志村喬がクレジットされていたが、気づかなかった(^_^;)

モデルグラフィックス 2018年11月号』
☆☆☆☆
どのコーナーもやたらと熱量が高い、情報量が多い感じがする号。
ジム特集も、全ジェガンキット紹介は、キットとアニメ設定をどちらも掲載する隙のなさ。フレームやランナーからジム系MGの進化を辿るなど、全方位的マニアックさ。ナオキのキットを活かした作例なんてどうでもいいくらい。De型たるコンロイ機を改造しておいて、「オススメしません」とか、愛ゆえの暴走も凄い(^_^;)
ほとんど恒例となったけんたろうのジェガン対談も見所(ただし、けんたろうは『ホビージャパン』にも魂を売ってるしなぁ……)

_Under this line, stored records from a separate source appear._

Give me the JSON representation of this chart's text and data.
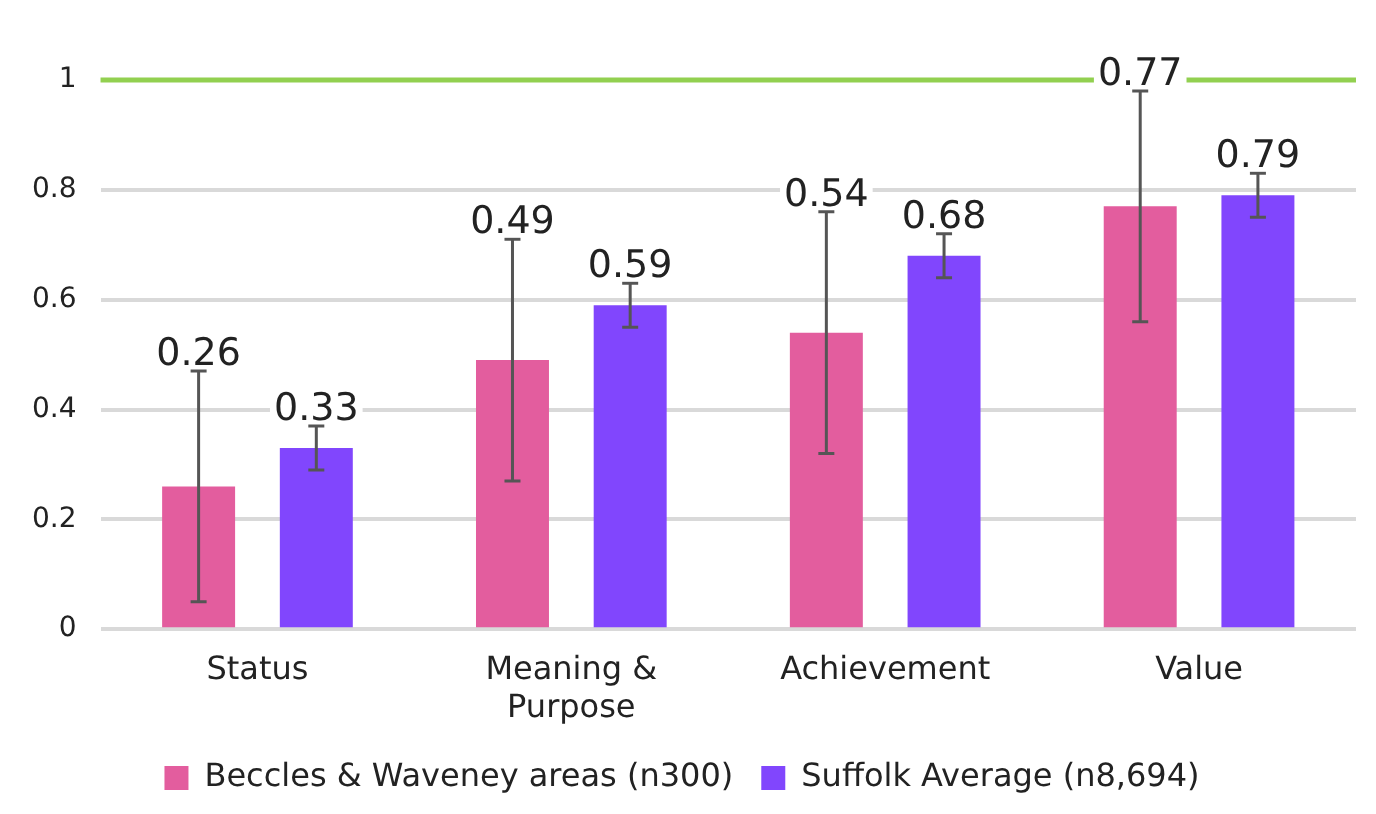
{
  "chart_data": {
    "type": "bar",
    "categories": [
      "Status",
      "Meaning & Purpose",
      "Achievement",
      "Value"
    ],
    "series": [
      {
        "name": "Beccles & Waveney areas (n300)",
        "color": "#e35d9e",
        "values": [
          0.26,
          0.49,
          0.54,
          0.77
        ],
        "errors": [
          0.21,
          0.22,
          0.22,
          0.21
        ]
      },
      {
        "name": "Suffolk Average (n8,694)",
        "color": "#8146fd",
        "values": [
          0.33,
          0.59,
          0.68,
          0.79
        ],
        "errors": [
          0.04,
          0.04,
          0.04,
          0.04
        ]
      }
    ],
    "ylim": [
      0,
      1
    ],
    "yticks": [
      0,
      0.2,
      0.4,
      0.6,
      0.8,
      1
    ],
    "ref_lines": [
      {
        "axis": "y",
        "value": 1,
        "color": "#92d050"
      }
    ],
    "grid": "y",
    "legend": "bottom",
    "data_labels": true
  }
}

オマケ的というか、幅を拡げるためのネモとヘビーガンもやたらと完成度が高いのだ(^_^;)
模型誌的には無意味な(『ホビージャパン』のみかん的な)かざり女史のグラビアにも、実はノックアウトされてしまってたり(爆)
普段は読み流すカーモデルコーナーも、F1の2台はハウツー的に役に立ちそうな基本を解説してくれていて、読ませる。
最後のミグや駆逐艦まで、やたらと出来がいい。
おまけにニューキット紹介ではなく巻末に敢えて別立てしたビスマルク!どう見ても350という超絶ディテール。絶対に折れたり接着剤がはみ出るであろ上級者向け(にしか見えない)精密キットだ。

アーマーモデリング 2018年10月号』
☆☆☆★
タミヤMM50年特集。その後に出た『ホビージャパン』よりも、格段に広く浅いのが特徴。
ただしこれは、ある意味では深いともいえ、MM以外の35スケールキットの紹介、シェパード・ペイン、バーリンデンのジオラマ、人形改造、タミヤニュース、パチッ、まで押さえているのだ。

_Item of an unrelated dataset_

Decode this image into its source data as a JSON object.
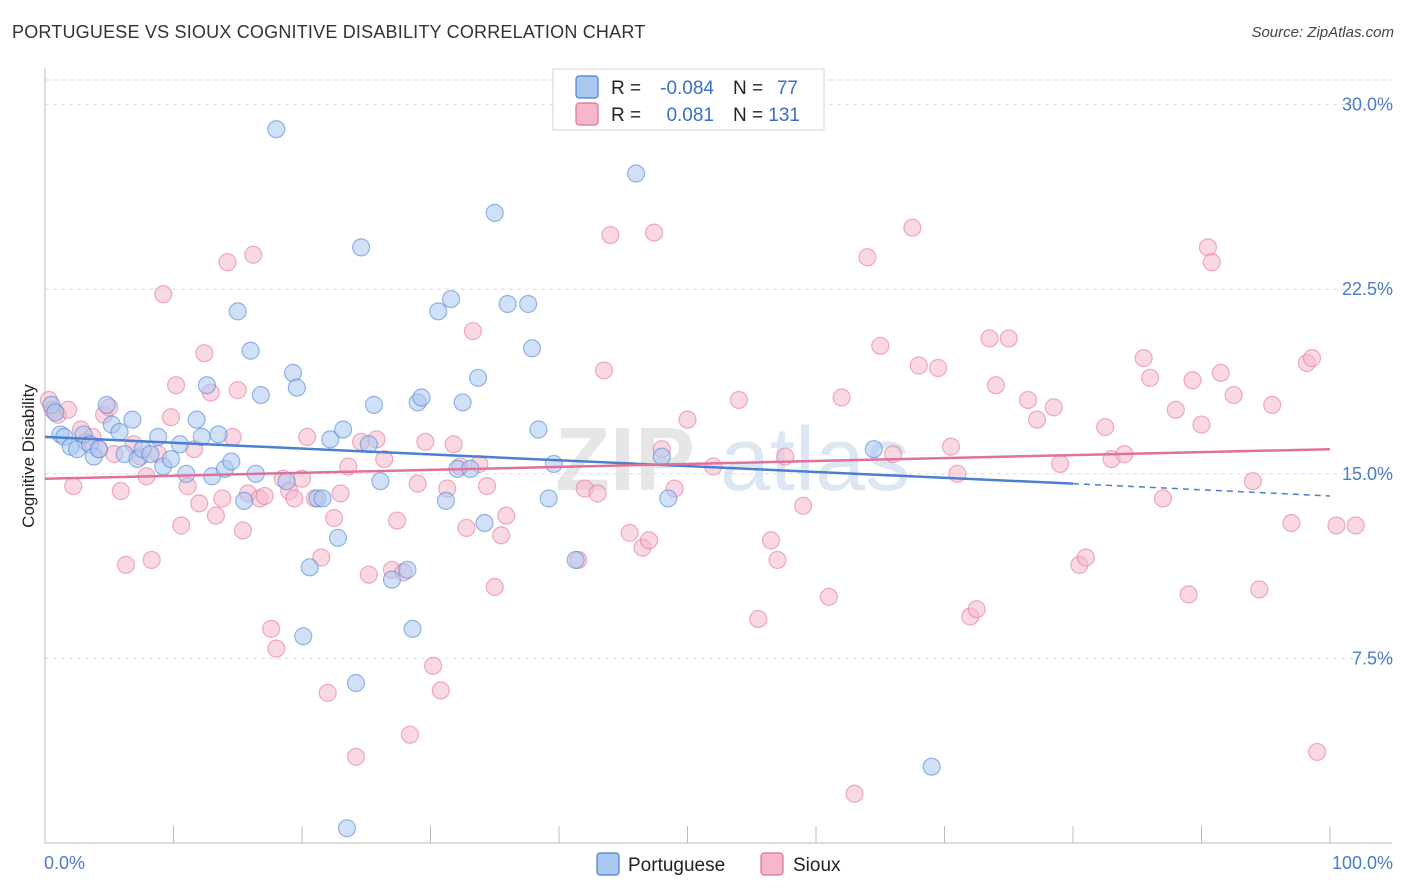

解せないのは、大塚康夫氏、大西将美氏を訪問しながら、インタビューがほぼないこと。これはあり得ない。ロングインタビューは別冊にでも掲載するのか……?そうとでも考えないと説明がつかない。作例があって、欄外記事とかで「大塚氏にも見せました」とかならともかく、見開きで氏の写真が載ってるんやで?(@_@;)
今号の真面目が、巻末のMMシリーズ全キット紹介。1ページに8か10キットという小さめのスペースながら、350を越えるキットを全て、というのに熱量を感じる。これがあれば、高価な『タミヤ総合カタログ』3巻を買う必要がないありがたい号。